The arguments are subtly different and go about the proof in different ways. I would have advised you to stick to one of the proofs and understand that one before moving on to another, let alone two others, but the cat is out of the bag now I guess.

Concerning your perception of ambiguity, let me just say this. We desire to say that whenever $\frac{a^2+b^2}{ab+1}$ is a positive integer, it is a perfect square. In order to prove this, we could fix $k$ positive and consider all positive, or alternatively nonnegative, pairs $a,b$ such that the fraction equals $k$, and go from there; in the end our desired claim follows because our choice of $k$ to fix was arbitrary.

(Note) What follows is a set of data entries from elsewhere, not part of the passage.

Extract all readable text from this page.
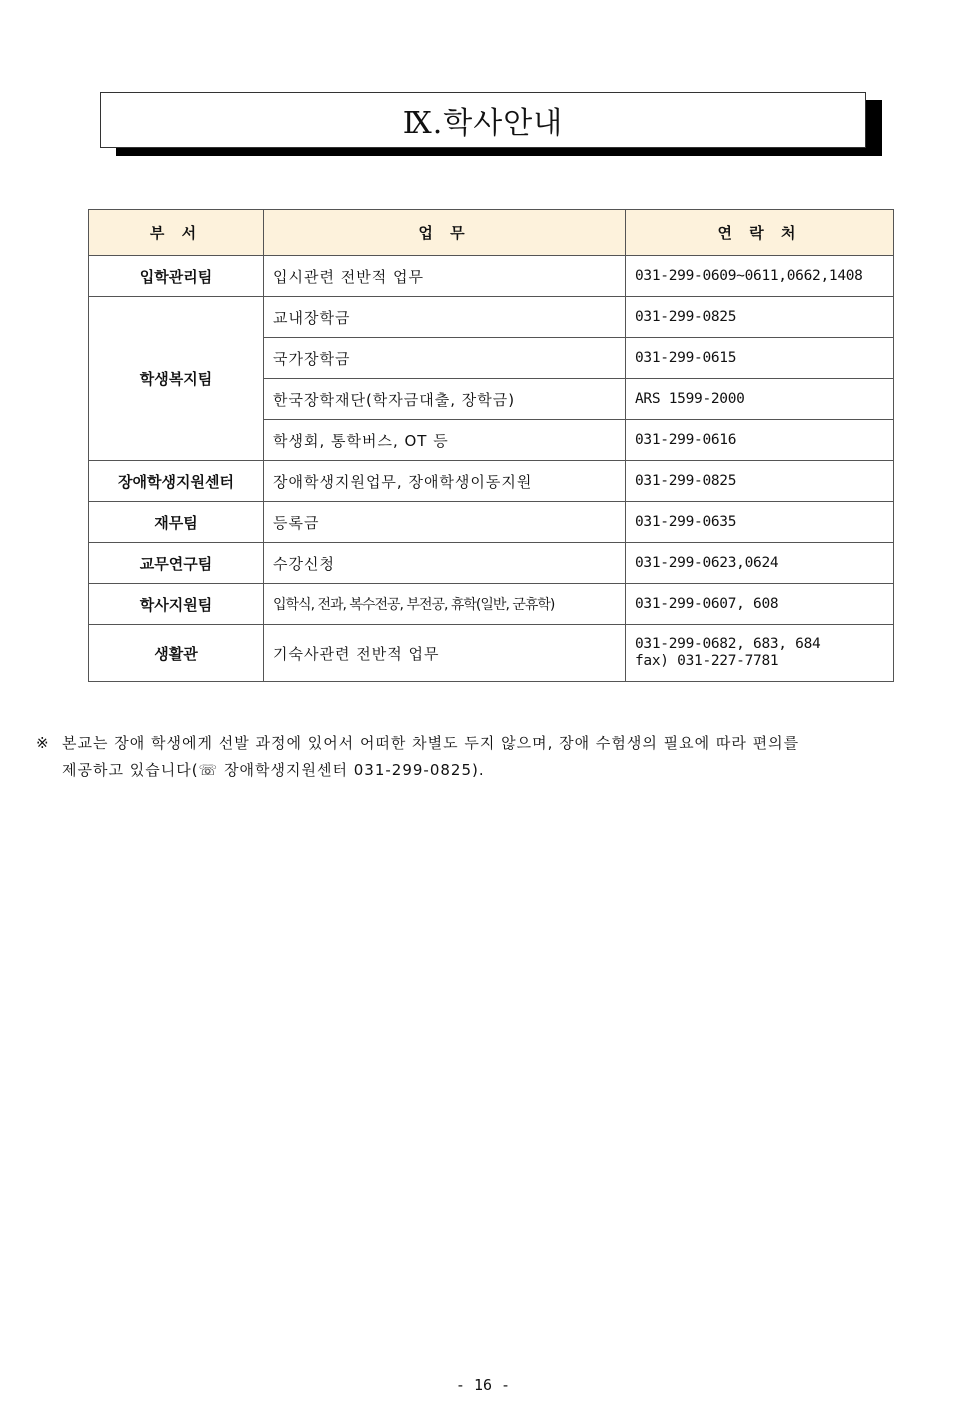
Ⅸ.학사안내
부 서	업 무	연 락 처
입학관리팀	입시관련 전반적 업무	031-299-0609~0611,0662,1408
학생복지팀	교내장학금	031-299-0825
	국가장학금	031-299-0615
	한국장학재단(학자금대출, 장학금)	ARS 1599-2000
	학생회, 통학버스, OT 등	031-299-0616
장애학생지원센터	장애학생지원업무, 장애학생이동지원	031-299-0825
재무팀	등록금	031-299-0635
교무연구팀	수강신청	031-299-0623,0624
학사지원팀	입학식, 전과, 복수전공, 부전공, 휴학(일반, 군휴학)	031-299-0607, 608
생활관	기숙사관련 전반적 업무	031-299-0682, 683, 684
fax) 031-227-7781
※ 본교는 장애 학생에게 선발 과정에 있어서 어떠한 차별도 두지 않으며, 장애 수험생의 필요에 따라 편의를
제공하고 있습니다(☏ 장애학생지원센터 031-299-0825).
- 16 -
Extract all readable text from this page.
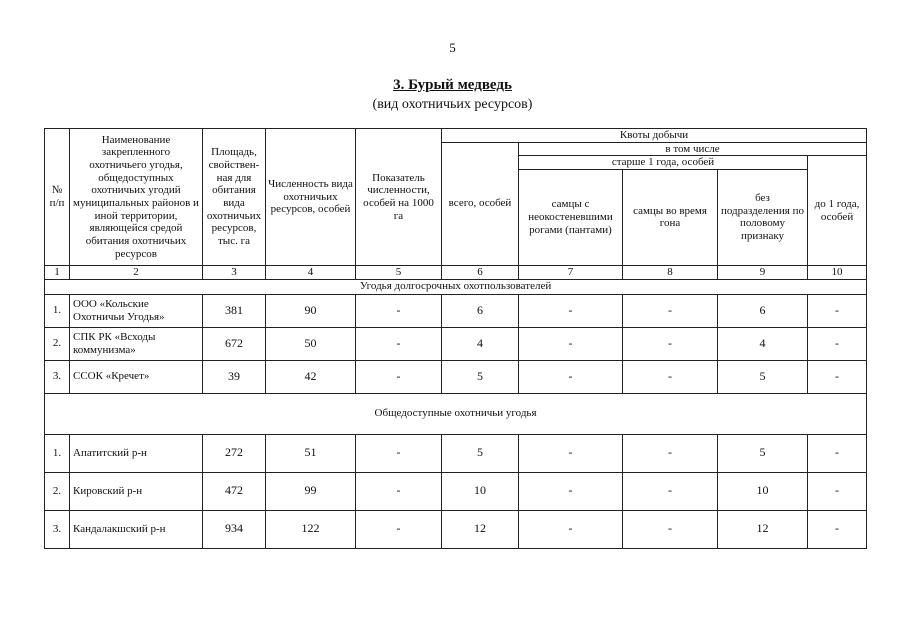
5
3. Бурый медведь
(вид охотничьих ресурсов)
№ п/п	Наименование закрепленного охотничьего угодья, общедоступных охотничьих угодий муниципальных районов и иной территории, являющейся средой обитания охотничьих ресурсов	Площадь, свойствен-ная для обитания вида охотничьих ресурсов, тыс. га	Численность вида охотничьих ресурсов, особей	Показатель численности, особей на 1000 га	Квоты добычи				
					всего, особей	в том числе			
						старше 1 года, особей			до 1 года, особей
						самцы с неокостеневшими рогами (пантами)	самцы во время гона	без подразделения по половому признаку	
1	2	3	4	5	6	7	8	9	10
Угодья долгосрочных охотпользователей									
1.	ООО «Кольские Охотничьи Угодья»	381	90	-	6	-	-	6	-
2.	СПК РК «Всходы коммунизма»	672	50	-	4	-	-	4	-
3.	ССОК «Кречет»	39	42	-	5	-	-	5	-
Общедоступные охотничьи угодья									
1.	Апатитский р-н	272	51	-	5	-	-	5	-
2.	Кировский р-н	472	99	-	10	-	-	10	-
3.	Кандалакшский р-н	934	122	-	12	-	-	12	-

Note that in (3), the set $Q$ does not contain every pair $x,y$ such that $\frac{x^2+y^2}{xy+1}=k$. It only contains the positive ones. We prove that either $(b,c)\in Q$ and get a contradiction on minimality, or else $c=0$ and plugging it in gives $k=\frac{0^2+b^2}{b\cdot 0+1}=b^2$ is a square. Again, it does not matter that $(b,0)\not\in Q$, the computation is valid regardless because $c=0$ is still a root of $\frac{x^2+b^2}{xb+1}=k$, just not one inside $Q$.